Baby's Fourth Trimester: Helping Your Baby Make a Peaceful Transition from Womb to World

Baby Explains Normal Newborn Behavior

The Baby Sleep Site - 4 Month Sleep Regression

The Baby Sleep Site - 8/9/10 Month Sleep Regression

The Baby Sleep Site - Nap Tips


Tuesday, June 26, 2012

The Honest Truth - What Really Happens After Baby Arrives


Before I say anything, I need to preface this post with somewhat of a warning and explanation.  This post is not meant to crush anyone’s spirits.  It is not meant to scare people out of having children or make pregnant women terrified for their newborns to arrive.  It is not meant to be negative, and it is certainly not meant to generalize the experience.  I also am not looking for sympathy and not complaining.

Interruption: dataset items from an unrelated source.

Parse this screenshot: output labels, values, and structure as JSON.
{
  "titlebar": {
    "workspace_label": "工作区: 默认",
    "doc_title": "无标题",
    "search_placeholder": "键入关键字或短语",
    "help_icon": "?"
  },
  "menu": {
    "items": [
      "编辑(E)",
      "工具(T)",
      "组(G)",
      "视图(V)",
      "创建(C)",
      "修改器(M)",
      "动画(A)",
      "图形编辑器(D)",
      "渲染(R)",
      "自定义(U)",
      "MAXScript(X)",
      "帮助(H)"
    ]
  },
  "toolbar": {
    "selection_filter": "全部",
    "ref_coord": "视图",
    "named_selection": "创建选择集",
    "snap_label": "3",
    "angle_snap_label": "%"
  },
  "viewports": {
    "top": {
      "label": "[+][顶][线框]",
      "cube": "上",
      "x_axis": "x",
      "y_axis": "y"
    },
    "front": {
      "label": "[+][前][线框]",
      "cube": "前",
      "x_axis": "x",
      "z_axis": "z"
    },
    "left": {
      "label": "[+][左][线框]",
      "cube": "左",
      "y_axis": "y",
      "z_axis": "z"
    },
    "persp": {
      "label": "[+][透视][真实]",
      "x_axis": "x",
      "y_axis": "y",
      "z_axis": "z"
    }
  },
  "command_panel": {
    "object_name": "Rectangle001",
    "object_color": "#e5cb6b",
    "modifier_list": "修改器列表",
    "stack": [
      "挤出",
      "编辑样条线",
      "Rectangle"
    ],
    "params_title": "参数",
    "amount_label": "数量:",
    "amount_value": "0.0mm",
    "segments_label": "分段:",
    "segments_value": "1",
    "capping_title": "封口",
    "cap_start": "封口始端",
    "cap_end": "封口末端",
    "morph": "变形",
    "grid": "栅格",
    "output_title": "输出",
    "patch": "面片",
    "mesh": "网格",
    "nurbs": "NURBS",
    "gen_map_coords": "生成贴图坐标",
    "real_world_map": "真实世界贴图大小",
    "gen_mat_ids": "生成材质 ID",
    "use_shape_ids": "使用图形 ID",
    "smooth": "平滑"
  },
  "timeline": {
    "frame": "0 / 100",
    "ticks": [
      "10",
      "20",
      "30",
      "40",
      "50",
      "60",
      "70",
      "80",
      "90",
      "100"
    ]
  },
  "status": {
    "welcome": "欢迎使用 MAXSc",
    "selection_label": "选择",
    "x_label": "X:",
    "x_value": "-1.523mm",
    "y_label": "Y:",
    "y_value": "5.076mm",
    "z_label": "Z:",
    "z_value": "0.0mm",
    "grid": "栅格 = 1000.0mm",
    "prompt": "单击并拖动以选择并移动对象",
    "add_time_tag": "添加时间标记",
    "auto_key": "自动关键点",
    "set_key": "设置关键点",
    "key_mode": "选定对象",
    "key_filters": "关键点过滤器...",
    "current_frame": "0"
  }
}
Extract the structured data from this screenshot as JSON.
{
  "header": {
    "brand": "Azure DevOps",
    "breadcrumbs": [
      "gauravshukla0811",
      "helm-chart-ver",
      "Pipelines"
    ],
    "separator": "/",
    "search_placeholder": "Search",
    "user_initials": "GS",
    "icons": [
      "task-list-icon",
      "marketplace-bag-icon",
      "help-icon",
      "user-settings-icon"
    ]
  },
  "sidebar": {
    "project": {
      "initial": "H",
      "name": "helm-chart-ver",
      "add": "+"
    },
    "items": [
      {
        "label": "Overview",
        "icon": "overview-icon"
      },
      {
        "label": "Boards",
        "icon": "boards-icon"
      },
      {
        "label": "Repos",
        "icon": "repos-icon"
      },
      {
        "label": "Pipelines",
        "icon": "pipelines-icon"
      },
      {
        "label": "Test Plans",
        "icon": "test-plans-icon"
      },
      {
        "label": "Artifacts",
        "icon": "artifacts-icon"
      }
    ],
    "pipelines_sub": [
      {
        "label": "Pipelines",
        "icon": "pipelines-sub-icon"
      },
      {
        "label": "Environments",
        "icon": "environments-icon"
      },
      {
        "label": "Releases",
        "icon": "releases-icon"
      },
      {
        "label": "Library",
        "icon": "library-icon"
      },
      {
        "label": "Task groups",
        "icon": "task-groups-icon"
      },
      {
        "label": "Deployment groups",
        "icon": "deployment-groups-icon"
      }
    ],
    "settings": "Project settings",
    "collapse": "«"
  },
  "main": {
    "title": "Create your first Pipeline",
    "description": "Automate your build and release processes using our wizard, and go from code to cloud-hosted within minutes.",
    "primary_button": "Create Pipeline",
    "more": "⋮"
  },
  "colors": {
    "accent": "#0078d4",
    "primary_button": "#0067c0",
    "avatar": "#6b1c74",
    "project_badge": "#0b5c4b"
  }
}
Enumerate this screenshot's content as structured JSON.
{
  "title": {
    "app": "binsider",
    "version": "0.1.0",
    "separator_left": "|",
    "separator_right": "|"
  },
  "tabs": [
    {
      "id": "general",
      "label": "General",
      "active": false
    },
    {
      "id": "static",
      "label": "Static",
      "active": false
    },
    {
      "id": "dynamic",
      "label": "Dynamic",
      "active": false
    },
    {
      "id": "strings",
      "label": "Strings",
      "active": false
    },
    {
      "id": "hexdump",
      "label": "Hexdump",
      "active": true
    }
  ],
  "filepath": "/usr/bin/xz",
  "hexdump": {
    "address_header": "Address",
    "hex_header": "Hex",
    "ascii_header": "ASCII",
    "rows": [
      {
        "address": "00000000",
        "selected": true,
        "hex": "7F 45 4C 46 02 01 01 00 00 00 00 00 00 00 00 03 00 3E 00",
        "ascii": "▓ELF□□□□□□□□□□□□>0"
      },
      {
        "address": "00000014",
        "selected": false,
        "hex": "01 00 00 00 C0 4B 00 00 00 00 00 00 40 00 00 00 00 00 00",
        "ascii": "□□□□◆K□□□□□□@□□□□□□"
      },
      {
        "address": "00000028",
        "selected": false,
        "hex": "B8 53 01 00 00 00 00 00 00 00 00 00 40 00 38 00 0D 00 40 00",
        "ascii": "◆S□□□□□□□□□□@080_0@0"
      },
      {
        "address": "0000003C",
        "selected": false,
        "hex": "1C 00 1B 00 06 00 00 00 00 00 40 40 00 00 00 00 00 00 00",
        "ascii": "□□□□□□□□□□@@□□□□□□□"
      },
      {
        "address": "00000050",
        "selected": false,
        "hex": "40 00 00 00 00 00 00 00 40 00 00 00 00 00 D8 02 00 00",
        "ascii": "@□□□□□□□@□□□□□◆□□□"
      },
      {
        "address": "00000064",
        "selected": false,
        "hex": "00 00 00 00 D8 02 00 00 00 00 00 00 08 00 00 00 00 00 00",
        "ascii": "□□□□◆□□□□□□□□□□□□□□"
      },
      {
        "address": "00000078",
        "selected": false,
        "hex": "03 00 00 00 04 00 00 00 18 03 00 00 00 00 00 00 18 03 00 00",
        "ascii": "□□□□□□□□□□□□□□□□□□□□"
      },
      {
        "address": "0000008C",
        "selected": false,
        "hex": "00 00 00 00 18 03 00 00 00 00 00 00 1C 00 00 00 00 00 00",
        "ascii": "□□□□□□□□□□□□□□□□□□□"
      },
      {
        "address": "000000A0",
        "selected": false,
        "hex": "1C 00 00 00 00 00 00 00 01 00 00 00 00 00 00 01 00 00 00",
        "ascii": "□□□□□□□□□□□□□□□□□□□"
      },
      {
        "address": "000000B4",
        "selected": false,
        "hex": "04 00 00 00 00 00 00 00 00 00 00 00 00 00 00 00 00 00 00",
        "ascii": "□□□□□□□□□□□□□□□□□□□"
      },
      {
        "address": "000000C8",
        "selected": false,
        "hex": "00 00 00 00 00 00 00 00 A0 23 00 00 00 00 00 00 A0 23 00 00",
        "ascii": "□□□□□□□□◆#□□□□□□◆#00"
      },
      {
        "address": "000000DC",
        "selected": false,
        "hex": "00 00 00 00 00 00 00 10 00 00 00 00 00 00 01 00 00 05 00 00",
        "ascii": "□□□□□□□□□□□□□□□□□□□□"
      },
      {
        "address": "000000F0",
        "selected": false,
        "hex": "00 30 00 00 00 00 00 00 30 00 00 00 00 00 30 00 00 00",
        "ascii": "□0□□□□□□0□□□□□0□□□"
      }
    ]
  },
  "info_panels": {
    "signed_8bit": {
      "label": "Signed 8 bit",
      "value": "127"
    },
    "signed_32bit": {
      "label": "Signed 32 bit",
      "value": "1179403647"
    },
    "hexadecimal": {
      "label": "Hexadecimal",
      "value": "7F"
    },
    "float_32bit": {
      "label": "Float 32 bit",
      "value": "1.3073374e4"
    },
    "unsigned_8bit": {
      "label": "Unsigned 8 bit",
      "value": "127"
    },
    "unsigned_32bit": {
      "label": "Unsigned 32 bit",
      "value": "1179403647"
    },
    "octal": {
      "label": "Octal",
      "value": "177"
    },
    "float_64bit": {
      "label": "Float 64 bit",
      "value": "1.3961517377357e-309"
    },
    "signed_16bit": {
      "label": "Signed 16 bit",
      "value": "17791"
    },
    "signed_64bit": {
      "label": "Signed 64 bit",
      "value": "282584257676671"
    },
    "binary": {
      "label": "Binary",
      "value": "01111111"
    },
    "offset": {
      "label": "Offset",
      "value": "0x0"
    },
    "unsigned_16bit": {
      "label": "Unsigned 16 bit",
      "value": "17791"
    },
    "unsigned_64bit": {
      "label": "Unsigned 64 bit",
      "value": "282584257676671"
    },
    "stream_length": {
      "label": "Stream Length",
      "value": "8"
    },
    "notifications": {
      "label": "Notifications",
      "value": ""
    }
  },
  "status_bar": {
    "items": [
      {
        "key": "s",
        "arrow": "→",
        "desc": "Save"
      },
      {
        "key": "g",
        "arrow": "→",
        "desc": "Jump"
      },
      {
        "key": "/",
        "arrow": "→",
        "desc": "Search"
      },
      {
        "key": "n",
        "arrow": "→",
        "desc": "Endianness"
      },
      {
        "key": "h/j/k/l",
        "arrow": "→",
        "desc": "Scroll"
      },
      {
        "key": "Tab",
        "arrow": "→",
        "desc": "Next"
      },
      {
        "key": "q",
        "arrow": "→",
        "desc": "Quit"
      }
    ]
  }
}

My purpose for writing this is one fold – to help other parents.  

I want you to know that if you have these feelings and these experiences, you are not alone.  I believe that knowing that others have done what you have done and have made it to the other side alive, is huge for coping with difficult experiences.  So be forewarned:  I am going to be brutally honest here.  I may say things that will strike a chord with people, or make some people feel uncomfortable.  Some people may disagree with me or not want to believe me.  If you’re pregnant, you may be angry with me for putting a damper on an otherwise exciting time in your life.  For that I apologize, but I believe getting this information out there is so important.  I’ve thought about it for a long time.  I’ve been conflicted about sharing my experience, and the experiences of other moms I know because I’ve been afraid of offending people or crushing spirits. But it is time we stop sweeping this type of stuff under the rug and start helping each other out as mothers.  Even if what you read today does not resonate with you, hopefully when you are having a hard day or night with your baby, you will remember something I said and some of the loneliness you are feeling in that moment will be lifted.  I am sharing my own personal experience, so it will by no means be exactly like this for you.  I know many moms who have had similar experiences, so I know I am not unique.  It is very likely you will go through or are currently going through one, some, or all of things that I did.  At the very least, I hope what I am about to say helps at least one person get through one of the most difficult and exhausting things any of us will ever go through.

Okay, now onto the brutal honesty. 


Before you had a baby, what did you picture when you thought of babies?  It was something like this  right?   



An approximate 7 month old child, sitting in a high chair at a restaurant, or being pushed around in a stroller in the mall.  They are inevitably doing something cute:  smiling, learning how to wave, maybe screaming in joy, and learning how to crawl.  They’re so cute and fun and I want one!  Most people don’t picture an 8 pound newborn who can barely open her eyes, can’t smile, can’t do much of anything except eat, sleep (maybe), poop and cry.  Even though in your head, you know that babies don’t pop out cute little crawling, smiling tiny people, it is still a bit of a shock that first week or so when you realize all you’re going to be doing for a long while is holding this tiny helpless thing, feeding her, changing her, and trying anything and everything to get her to stop crying. That wasn’t really part of my fantasy of being a mother. And some babies cry a lot, sometimes for no apparent reason. For most people, the newborn stage (first 4 months or so) is the single hardest part of child-rearing. 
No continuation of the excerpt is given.